The scholar, Francesca Gino of Harvard Business School, has been a co-author of dozens of papers in peer-reviewed journals on such topics as how rituals like silently counting to 10 before deciding what to eat can increase the likelihood of choosing healthier food, and how networking can make professionals feel dirty.

Maurice Schweitzer, a behavioural scientist at the Wharton School of the University of Pennsylvania, said the accusations were having large “reverberations in the academic community” because Gino is someone who has “so many collaborators, so many articles, who is really a leading scholar in the field”.

Schweitzer said that he was now going through the eight papers on which he collaborated with Gino for indications of fraud, and that many other scholars were doing so as well.

Behavioural work is common in psychology, management and economics, and scholars can straddle these disciplines.
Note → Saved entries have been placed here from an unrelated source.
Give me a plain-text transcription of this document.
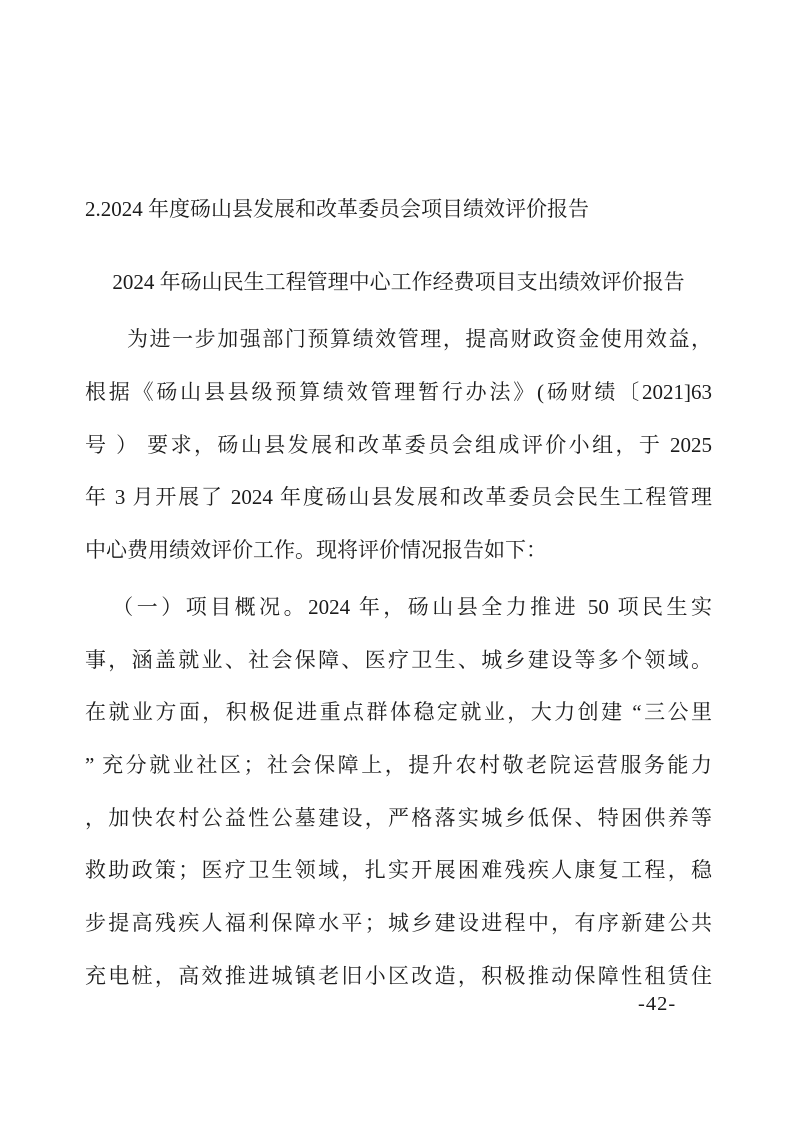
2.2024 年度砀山县发展和改革委员会项目绩效评价报告
2024 年砀山民生工程管理中心工作经费项目支出绩效评价报告
为进一步加强部门预算绩效管理，提高财政资金使用效益，
根据《砀山县县级预算绩效管理暂行办法》(砀财绩〔2021]63
号 ） 要求，砀山县发展和改革委员会组成评价小组，于 2025
年 3 月开展了 2024 年度砀山县发展和改革委员会民生工程管理
中心费用绩效评价工作。现将评价情况报告如下：
（一）项目概况。2024 年，砀山县全力推进 50 项民生实
事，涵盖就业、社会保障、医疗卫生、城乡建设等多个领域。
在就业方面，积极促进重点群体稳定就业，大力创建 “三公里
” 充分就业社区；社会保障上，提升农村敬老院运营服务能力
，加快农村公益性公墓建设，严格落实城乡低保、特困供养等
救助政策；医疗卫生领域，扎实开展困难残疾人康复工程，稳
步提高残疾人福利保障水平；城乡建设进程中，有序新建公共
充电桩，高效推进城镇老旧小区改造，积极推动保障性租赁住
-42-
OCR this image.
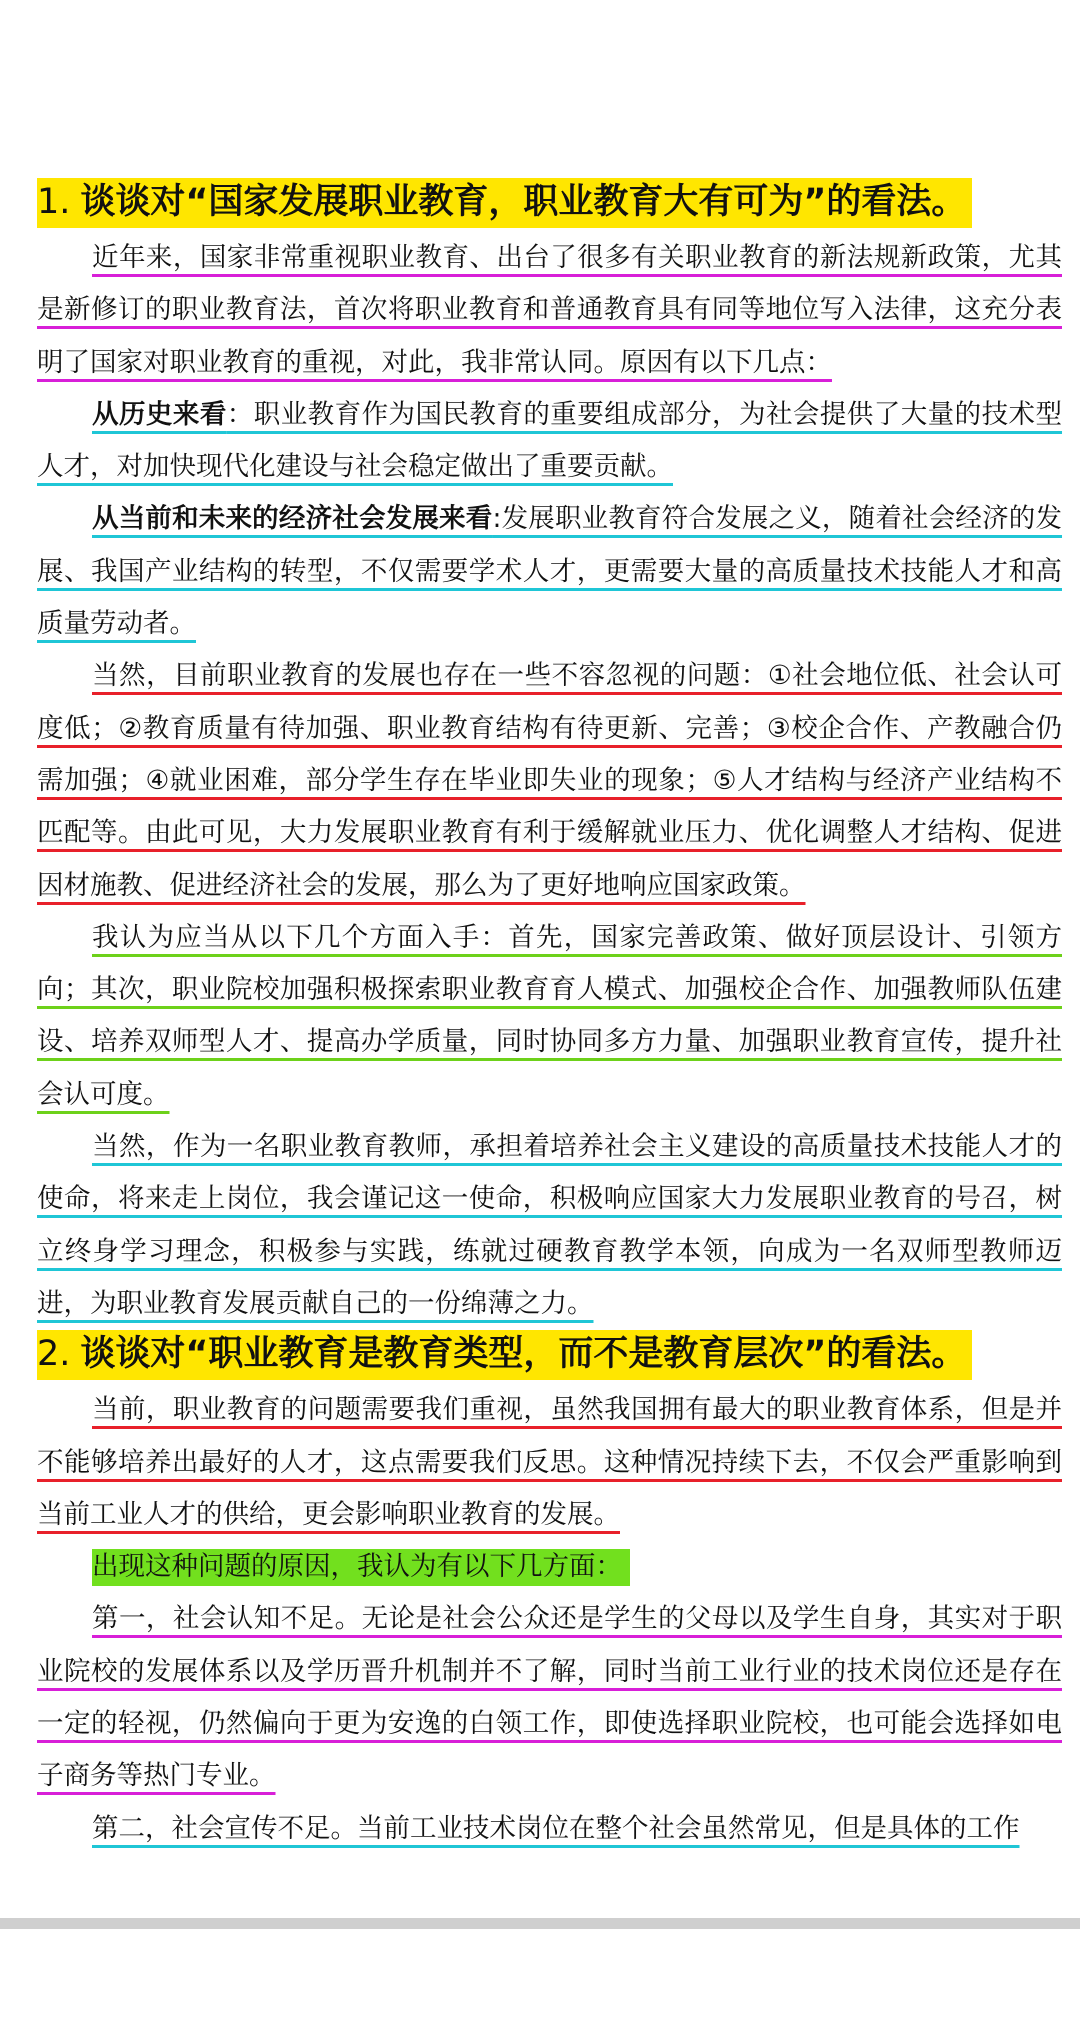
1. 谈谈对“国家发展职业教育，职业教育大有可为”的看法。

近年来，国家非常重视职业教育、出台了很多有关职业教育的新法规新政策，尤其是新修订的职业教育法，首次将职业教育和普通教育具有同等地位写入法律，这充分表明了国家对职业教育的重视，对此，我非常认同。原因有以下几点：

从历史来看：职业教育作为国民教育的重要组成部分，为社会提供了大量的技术型人才，对加快现代化建设与社会稳定做出了重要贡献。

从当前和未来的经济社会发展来看:发展职业教育符合发展之义，随着社会经济的发展、我国产业结构的转型，不仅需要学术人才，更需要大量的高质量技术技能人才和高质量劳动者。

当然，目前职业教育的发展也存在一些不容忽视的问题：①社会地位低、社会认可度低；②教育质量有待加强、职业教育结构有待更新、完善；③校企合作、产教融合仍需加强；④就业困难，部分学生存在毕业即失业的现象；⑤人才结构与经济产业结构不匹配等。由此可见，大力发展职业教育有利于缓解就业压力、优化调整人才结构、促进因材施教、促进经济社会的发展，那么为了更好地响应国家政策。

我认为应当从以下几个方面入手：首先，国家完善政策、做好顶层设计、引领方向；其次，职业院校加强积极探索职业教育育人模式、加强校企合作、加强教师队伍建设、培养双师型人才、提高办学质量，同时协同多方力量、加强职业教育宣传，提升社会认可度。

当然，作为一名职业教育教师，承担着培养社会主义建设的高质量技术技能人才的使命，将来走上岗位，我会谨记这一使命，积极响应国家大力发展职业教育的号召，树立终身学习理念，积极参与实践，练就过硬教育教学本领，向成为一名双师型教师迈进，为职业教育发展贡献自己的一份绵薄之力。

2. 谈谈对“职业教育是教育类型，而不是教育层次”的看法。

当前，职业教育的问题需要我们重视，虽然我国拥有最大的职业教育体系，但是并不能够培养出最好的人才，这点需要我们反思。这种情况持续下去，不仅会严重影响到当前工业人才的供给，更会影响职业教育的发展。

出现这种问题的原因，我认为有以下几方面：

第一，社会认知不足。无论是社会公众还是学生的父母以及学生自身，其实对于职业院校的发展体系以及学历晋升机制并不了解，同时当前工业行业的技术岗位还是存在一定的轻视，仍然偏向于更为安逸的白领工作，即使选择职业院校，也可能会选择如电子商务等热门专业。

第二，社会宣传不足。当前工业技术岗位在整个社会虽然常见，但是具体的工作
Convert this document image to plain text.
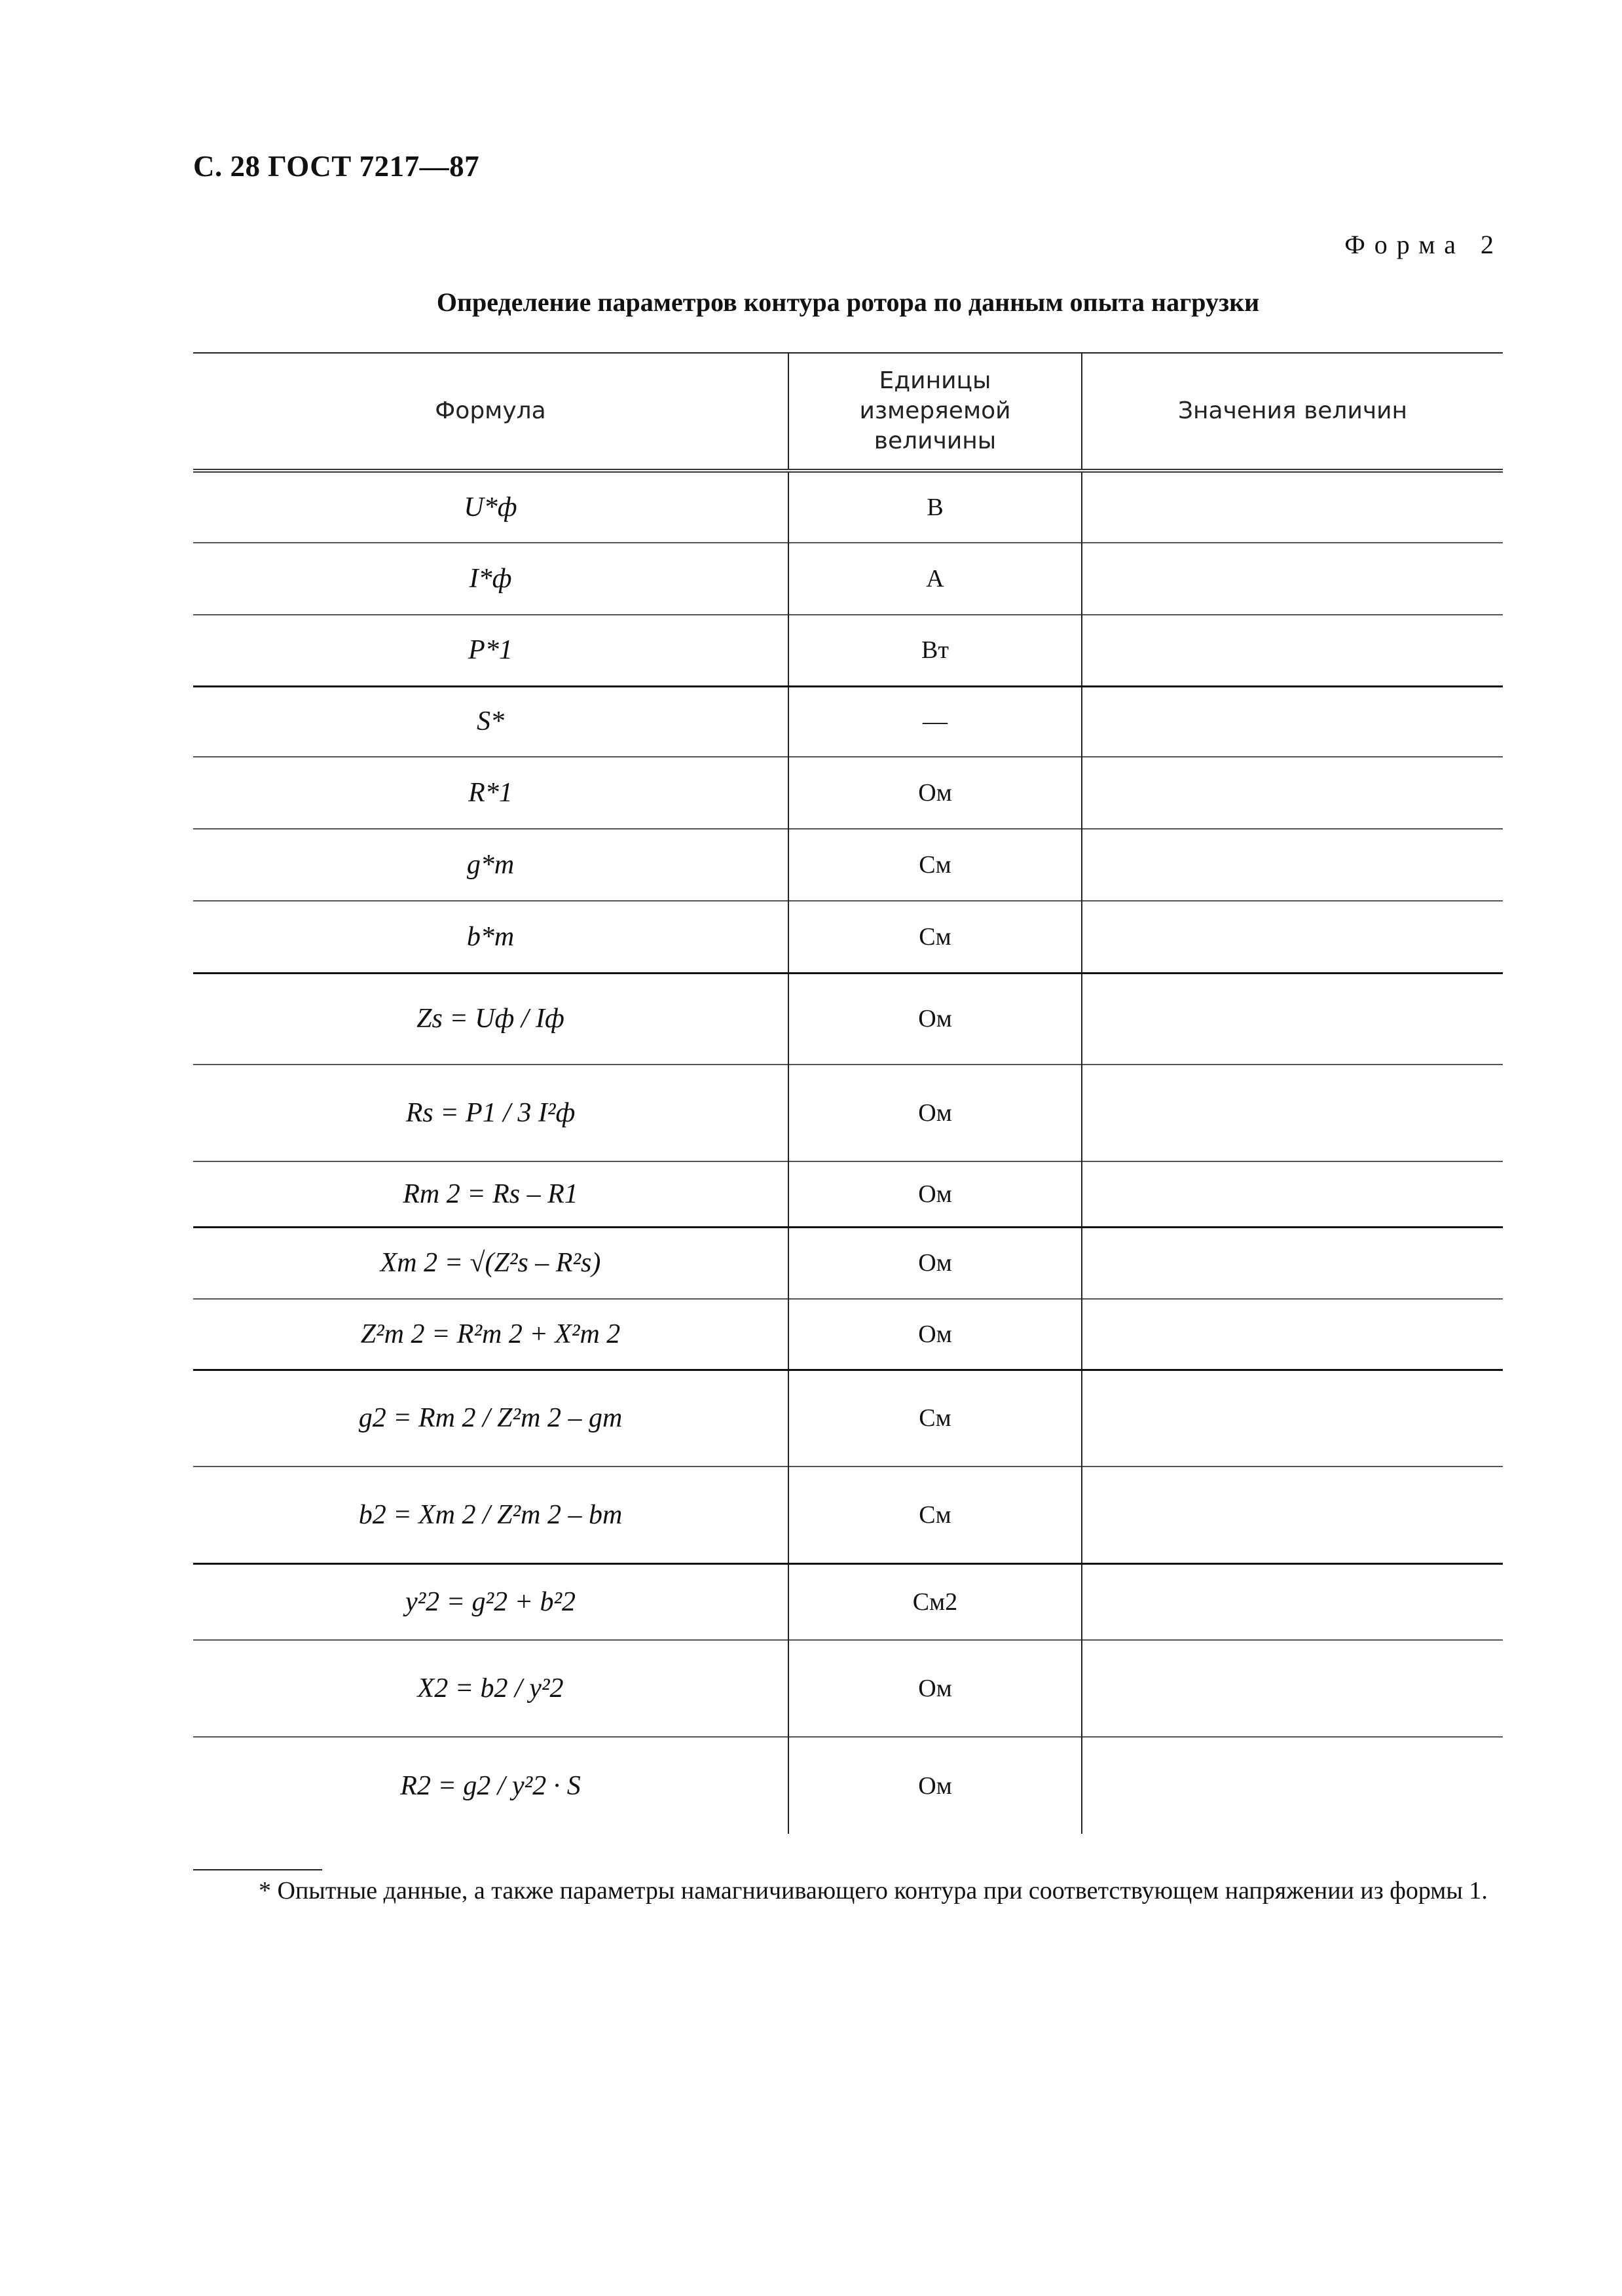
С. 28 ГОСТ 7217—87
Форма 2
Определение параметров контура ротора по данным опыта нагрузки
Формула	Единицы измеряемой величины	Значения величин
U*ф	В	
I*ф	А	
P*1	Вт	
S*	—	
R*1	Ом	
g*m	См	
b*m	См	
Zs = Uф / Iф	Ом	
Rs = P1 / 3 I²ф	Ом	
Rm 2 = Rs – R1	Ом	
Xm 2 = √(Z²s – R²s)	Ом	
Z²m 2 = R²m 2 + X²m 2	Ом	
g2 = Rm 2 / Z²m 2 – gm	См	
b2 = Xm 2 / Z²m 2 – bm	См	
y²2 = g²2 + b²2	См2	
X2 = b2 / y²2	Ом	
R2 = g2 / y²2 · S	Ом	
* Опытные данные, а также параметры намагничивающего контура при соответствующем напряжении из формы 1.
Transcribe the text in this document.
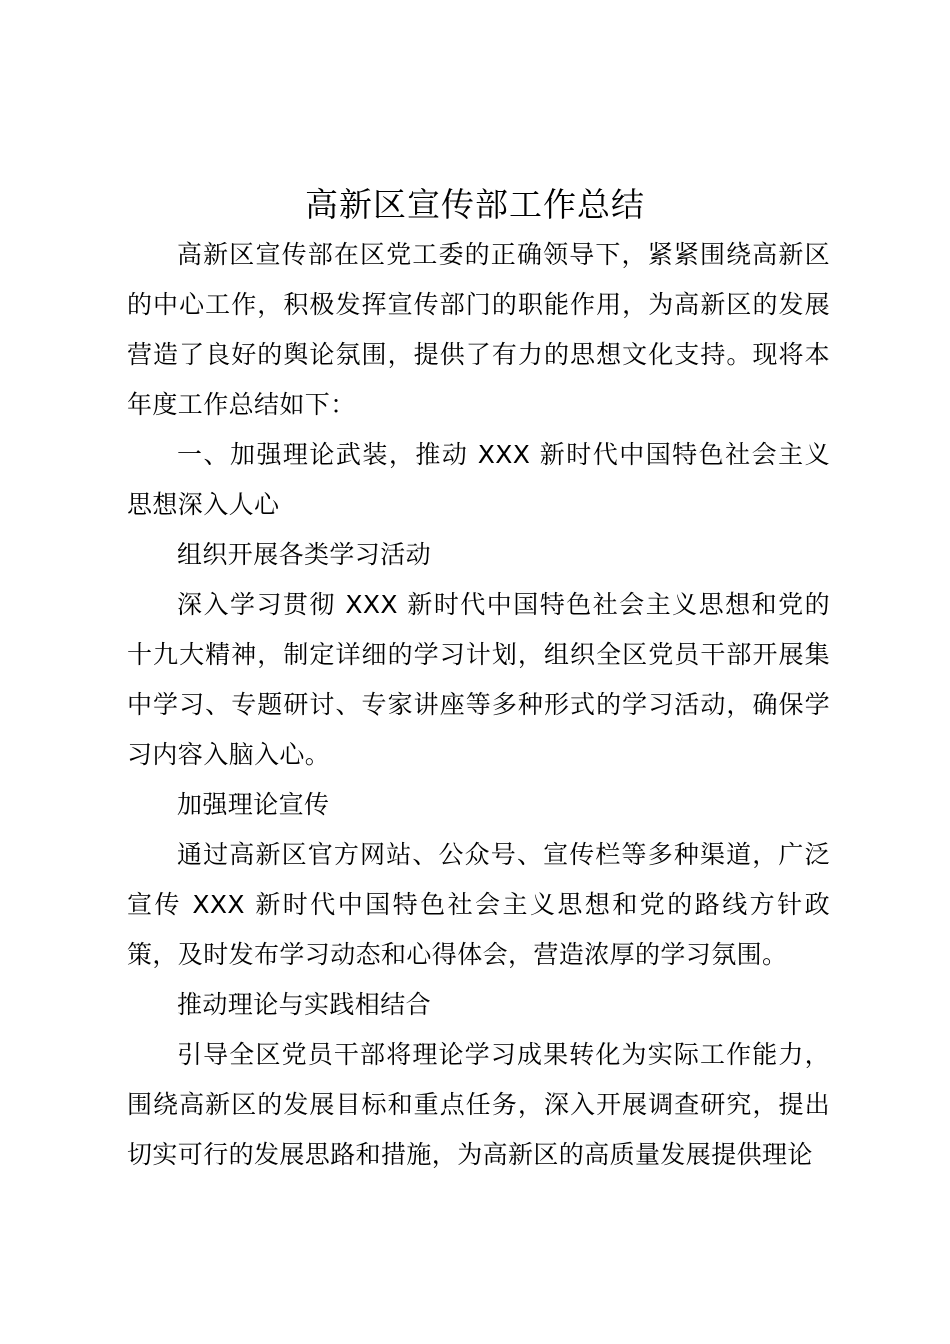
高新区宣传部工作总结

高新区宣传部在区党工委的正确领导下，紧紧围绕高新区的中心工作，积极发挥宣传部门的职能作用，为高新区的发展营造了良好的舆论氛围，提供了有力的思想文化支持。现将本年度工作总结如下：

一、加强理论武装，推动 XXX 新时代中国特色社会主义思想深入人心

组织开展各类学习活动

深入学习贯彻 XXX 新时代中国特色社会主义思想和党的十九大精神，制定详细的学习计划，组织全区党员干部开展集中学习、专题研讨、专家讲座等多种形式的学习活动，确保学习内容入脑入心。

加强理论宣传

通过高新区官方网站、公众号、宣传栏等多种渠道，广泛宣传 XXX 新时代中国特色社会主义思想和党的路线方针政策，及时发布学习动态和心得体会，营造浓厚的学习氛围。

推动理论与实践相结合

引导全区党员干部将理论学习成果转化为实际工作能力，围绕高新区的发展目标和重点任务，深入开展调查研究，提出切实可行的发展思路和措施，为高新区的高质量发展提供理论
According to her resume, Gino has a PhD in economics and management from an Italian university.

Questions about her work surfaced in an article on June 16 in The Chronicle of Higher Education about a 2012 paper written by Gino and four colleagues. One of Gino’s co-authors — Max H. Bazerman, also of Harvard Business School — told The Chronicle that the university had informed him that a study overseen by Gino for the paper appeared to include fabricated results.

The 2012 paper reported that asking people who fill out tax or insurance documents to attest to the truth of their responses at the top of the document rather than at the bottom significantly increased the accuracy of the information they provided. The paper has been cited hundreds of times by other scholars, but more recent work had cast serious doubt on its findings.

Gino did not respond to a request for comment, and Harvard Business School declined to comment. Reached by phone, a man who identified himself as Gino’s husband said “It’s obviously something that is very sensitive that we can’t speak to now.”

Bazerman did not respond to a request for comment for this article.